Three Navy amphibious ships that left Norfolk ahead of schedule in March are set to stay at sea into February, which would make their cruise the longest ship deployment in decades.
The amphibious assault ship Bataan, the amphibious transport dock ship Mesa Verde and the dock landing ship Whidbey Island left Norfolk Naval Station on March 23, three months earlier than planned because of the unrest in Libya.
The thousands of sailors and Marines aboard the ships were recently told that their deployment will last about 10½ months, Lt. Cmdr. Bill Urban, a spokesman with Naval Surface Force Atlantic, confirmed Monday. Navy officials and the publication Navy Times, which first reported the extension, said that would make the Bataan group’s cruise the longest in decades. Typical deployments last six to seven months.

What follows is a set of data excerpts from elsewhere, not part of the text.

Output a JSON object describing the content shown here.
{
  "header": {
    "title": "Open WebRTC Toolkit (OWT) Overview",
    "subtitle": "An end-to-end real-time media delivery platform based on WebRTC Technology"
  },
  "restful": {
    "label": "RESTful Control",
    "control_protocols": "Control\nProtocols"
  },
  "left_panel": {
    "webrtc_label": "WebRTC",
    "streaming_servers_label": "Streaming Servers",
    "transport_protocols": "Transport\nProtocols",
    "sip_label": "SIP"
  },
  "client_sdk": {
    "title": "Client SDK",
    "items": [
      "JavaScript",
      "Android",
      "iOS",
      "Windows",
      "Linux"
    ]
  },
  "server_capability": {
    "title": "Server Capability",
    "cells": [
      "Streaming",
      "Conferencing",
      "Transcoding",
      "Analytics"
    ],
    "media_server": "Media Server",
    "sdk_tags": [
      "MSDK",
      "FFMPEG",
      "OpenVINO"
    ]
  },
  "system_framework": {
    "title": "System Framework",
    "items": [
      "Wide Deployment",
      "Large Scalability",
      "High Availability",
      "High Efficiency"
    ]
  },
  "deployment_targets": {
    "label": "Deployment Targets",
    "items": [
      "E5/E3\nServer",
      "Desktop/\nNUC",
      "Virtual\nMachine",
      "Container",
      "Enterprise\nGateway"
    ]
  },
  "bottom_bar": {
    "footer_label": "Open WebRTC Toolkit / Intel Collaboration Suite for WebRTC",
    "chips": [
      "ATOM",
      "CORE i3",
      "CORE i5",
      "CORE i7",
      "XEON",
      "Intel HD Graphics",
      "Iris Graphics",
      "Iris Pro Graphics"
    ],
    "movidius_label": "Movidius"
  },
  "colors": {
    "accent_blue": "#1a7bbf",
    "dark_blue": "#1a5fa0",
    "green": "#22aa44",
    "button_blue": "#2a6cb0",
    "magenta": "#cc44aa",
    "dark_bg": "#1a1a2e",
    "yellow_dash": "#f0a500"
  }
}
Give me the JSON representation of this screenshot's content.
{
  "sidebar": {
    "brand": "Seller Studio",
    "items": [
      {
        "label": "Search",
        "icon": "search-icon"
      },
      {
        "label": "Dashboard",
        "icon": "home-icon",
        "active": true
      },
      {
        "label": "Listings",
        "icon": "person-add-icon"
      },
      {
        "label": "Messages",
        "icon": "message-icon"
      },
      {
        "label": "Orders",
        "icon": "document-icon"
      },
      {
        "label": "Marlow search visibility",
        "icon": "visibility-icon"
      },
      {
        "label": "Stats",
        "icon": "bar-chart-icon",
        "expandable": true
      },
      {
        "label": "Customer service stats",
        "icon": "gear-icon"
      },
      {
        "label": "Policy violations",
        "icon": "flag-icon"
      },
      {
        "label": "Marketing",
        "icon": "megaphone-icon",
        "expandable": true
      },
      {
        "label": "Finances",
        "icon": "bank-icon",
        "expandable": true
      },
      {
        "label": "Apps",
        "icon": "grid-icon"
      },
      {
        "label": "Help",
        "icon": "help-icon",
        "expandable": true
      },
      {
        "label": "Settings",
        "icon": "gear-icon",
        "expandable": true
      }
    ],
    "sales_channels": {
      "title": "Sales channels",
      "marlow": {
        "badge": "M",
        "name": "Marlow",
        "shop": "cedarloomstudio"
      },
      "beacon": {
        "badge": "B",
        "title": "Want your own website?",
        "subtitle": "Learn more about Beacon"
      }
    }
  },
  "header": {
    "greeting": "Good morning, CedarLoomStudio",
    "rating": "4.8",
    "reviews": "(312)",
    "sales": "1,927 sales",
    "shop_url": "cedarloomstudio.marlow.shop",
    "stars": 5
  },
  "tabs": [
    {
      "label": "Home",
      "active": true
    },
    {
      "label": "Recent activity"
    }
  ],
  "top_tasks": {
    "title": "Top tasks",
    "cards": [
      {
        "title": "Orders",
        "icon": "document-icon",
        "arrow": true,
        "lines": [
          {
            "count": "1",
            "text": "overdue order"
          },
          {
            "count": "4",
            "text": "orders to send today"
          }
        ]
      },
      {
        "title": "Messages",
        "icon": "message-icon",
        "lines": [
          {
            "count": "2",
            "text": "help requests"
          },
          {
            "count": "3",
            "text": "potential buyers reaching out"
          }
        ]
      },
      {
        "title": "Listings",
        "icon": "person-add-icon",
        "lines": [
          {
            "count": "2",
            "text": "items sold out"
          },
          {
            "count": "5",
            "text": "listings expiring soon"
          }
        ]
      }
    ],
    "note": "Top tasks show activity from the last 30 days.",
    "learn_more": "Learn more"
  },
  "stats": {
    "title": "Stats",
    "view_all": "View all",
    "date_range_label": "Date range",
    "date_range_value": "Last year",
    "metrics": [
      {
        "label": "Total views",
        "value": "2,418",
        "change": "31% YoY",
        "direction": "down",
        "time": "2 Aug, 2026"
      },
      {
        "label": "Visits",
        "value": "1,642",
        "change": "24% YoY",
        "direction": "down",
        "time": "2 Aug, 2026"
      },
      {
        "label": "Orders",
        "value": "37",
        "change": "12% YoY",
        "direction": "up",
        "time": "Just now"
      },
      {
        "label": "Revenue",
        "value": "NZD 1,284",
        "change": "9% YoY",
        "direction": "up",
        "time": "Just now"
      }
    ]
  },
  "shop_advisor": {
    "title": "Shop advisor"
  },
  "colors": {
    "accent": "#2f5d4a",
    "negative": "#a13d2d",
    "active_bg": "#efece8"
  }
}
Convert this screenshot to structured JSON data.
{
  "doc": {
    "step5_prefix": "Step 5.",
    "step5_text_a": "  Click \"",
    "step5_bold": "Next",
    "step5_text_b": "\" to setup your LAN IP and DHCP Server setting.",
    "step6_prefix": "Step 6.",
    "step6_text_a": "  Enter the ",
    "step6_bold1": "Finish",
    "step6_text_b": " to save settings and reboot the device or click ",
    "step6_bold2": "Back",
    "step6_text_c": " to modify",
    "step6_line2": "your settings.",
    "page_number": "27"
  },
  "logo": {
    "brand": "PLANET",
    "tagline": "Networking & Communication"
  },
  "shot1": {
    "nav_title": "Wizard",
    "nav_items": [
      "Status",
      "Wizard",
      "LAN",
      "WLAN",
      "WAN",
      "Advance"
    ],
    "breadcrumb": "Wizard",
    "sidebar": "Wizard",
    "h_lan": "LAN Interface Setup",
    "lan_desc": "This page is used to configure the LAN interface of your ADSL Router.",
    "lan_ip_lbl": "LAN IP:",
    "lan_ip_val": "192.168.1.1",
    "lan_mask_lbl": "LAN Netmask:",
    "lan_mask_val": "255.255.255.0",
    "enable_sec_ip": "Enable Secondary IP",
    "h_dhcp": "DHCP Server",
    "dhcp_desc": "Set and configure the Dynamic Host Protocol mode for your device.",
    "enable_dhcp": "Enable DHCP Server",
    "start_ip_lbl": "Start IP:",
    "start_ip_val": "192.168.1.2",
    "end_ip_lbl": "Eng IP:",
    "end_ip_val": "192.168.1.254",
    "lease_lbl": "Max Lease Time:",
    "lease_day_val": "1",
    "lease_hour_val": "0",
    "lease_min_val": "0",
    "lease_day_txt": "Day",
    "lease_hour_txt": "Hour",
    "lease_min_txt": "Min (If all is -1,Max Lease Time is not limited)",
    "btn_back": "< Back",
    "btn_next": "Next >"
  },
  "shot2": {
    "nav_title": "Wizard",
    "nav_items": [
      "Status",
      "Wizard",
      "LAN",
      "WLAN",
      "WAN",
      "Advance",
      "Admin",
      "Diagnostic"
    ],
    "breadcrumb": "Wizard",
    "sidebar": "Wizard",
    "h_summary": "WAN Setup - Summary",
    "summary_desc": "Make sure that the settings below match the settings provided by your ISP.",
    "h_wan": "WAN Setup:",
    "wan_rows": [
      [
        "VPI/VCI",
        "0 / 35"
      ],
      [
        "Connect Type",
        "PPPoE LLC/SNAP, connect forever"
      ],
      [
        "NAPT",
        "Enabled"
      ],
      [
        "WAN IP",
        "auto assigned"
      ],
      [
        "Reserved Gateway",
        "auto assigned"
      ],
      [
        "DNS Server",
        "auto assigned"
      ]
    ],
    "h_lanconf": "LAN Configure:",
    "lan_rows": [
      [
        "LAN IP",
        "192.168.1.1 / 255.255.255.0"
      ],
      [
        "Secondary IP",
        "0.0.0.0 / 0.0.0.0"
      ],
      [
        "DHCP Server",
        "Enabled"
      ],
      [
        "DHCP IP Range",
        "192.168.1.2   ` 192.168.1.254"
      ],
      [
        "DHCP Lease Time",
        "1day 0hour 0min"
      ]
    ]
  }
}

After the Bataan group left Norfolk, it spent three weeks training in the Atlantic. The ships then steamed to the Mediterranean, where the Bataan relieved the amphibious assault ship Kearsarge, which was involved in early strikes into Libya. The Kearsarge spent 8½ months at sea before coming home in May; it left Norfolk ahead of schedule to help flood victims in Pakistan.
In August, the Bataan arrived in the Arabian Gulf for its planned deployment, replacing the West Coast-based Boxer.
Since leaving Norfolk, each of the ships in the Bataan group has spent about a month in port in various cities. The Bataan has had four port visits, the Mesa Verde five, and the Whidbey Island six.